Against Memphis, Milwaukee was not only without Lillard, but without Middleton, who was resting his left ankle on the second night of a back-to-back, and without Patrick Beverley, who was nursing a sprained right ankle. After the defeat, coach Doc Rivers told reporters he wished he'd have taken Antetokounmpo out of the game. "I just didn't like the way he was moving," Rivers said, but Antetokounmpo and the Bucks' medical staff said he was fine. Antetokounmpo is listed as doubtful against Toronto due to left hamstring tendinopathy, and Beverley is listed as doubtful, too.

Antetokounmpo told reporters on Wednesday he felt it was important for him to play through pain and adversity.
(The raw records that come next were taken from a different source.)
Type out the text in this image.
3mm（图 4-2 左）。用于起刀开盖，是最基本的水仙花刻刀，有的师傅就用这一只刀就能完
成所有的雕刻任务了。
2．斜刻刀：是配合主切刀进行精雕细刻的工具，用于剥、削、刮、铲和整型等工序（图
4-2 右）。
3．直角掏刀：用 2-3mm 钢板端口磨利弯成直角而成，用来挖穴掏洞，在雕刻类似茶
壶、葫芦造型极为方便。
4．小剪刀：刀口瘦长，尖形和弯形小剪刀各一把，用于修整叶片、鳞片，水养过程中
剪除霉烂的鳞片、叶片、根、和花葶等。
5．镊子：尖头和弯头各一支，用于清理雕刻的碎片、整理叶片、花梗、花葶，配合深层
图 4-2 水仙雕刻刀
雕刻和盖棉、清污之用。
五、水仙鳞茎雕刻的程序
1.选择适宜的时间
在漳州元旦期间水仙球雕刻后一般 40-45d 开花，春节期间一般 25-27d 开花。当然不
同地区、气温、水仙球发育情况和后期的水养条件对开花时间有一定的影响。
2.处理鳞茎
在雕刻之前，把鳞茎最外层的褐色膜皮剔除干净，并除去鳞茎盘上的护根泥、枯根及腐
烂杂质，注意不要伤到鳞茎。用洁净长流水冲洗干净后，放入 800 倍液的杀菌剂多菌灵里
He also said that Milwaukee had played with "too much randomness" on offense, and that it needed to improve its spacing and play with more purpose.

"I feel like sometimes two or three guys are on the same page, [and the] other two are not on the same page," Antetokounmpo said. "We have to get everybody on the same page. OK, Dame has the ball, what are we doing? Giannis is coming an setting one, he's rolling. Then after that, then Dame doesn't have nothing, what are we doing? We just going to stand around? No."

In Antetokounmpo's view, Milwaukee needs to "be more assertive when we are on offense, and we have to play with more aggressiveness and have more direction." He stressed that this was not a criticism of Rivers and that he thought the players needed to "know what we are trying to target." Naturally, this has been more challenging without Lillard.  "It's hard because we're used to him having the ball, him making the decisions, him coming off the pick-and-rolls," Antetokounmpo said, adding that his absence has put more playmaking pressure on everybody else.

If Antetokounmpo is right about needing to withstand adversity because it will help in the long run, then perhaps it's not such a bad thing that the Bucks don't have such a tight grip on the No. 2 spot. Perhaps it's good that they have a tough late-season schedule too. Generally speaking, though, every team would prefer to be as comfortable as the 60-16 Boston Celtics, so it could be conservative about injury maintenance without worrying about slipping in the standings.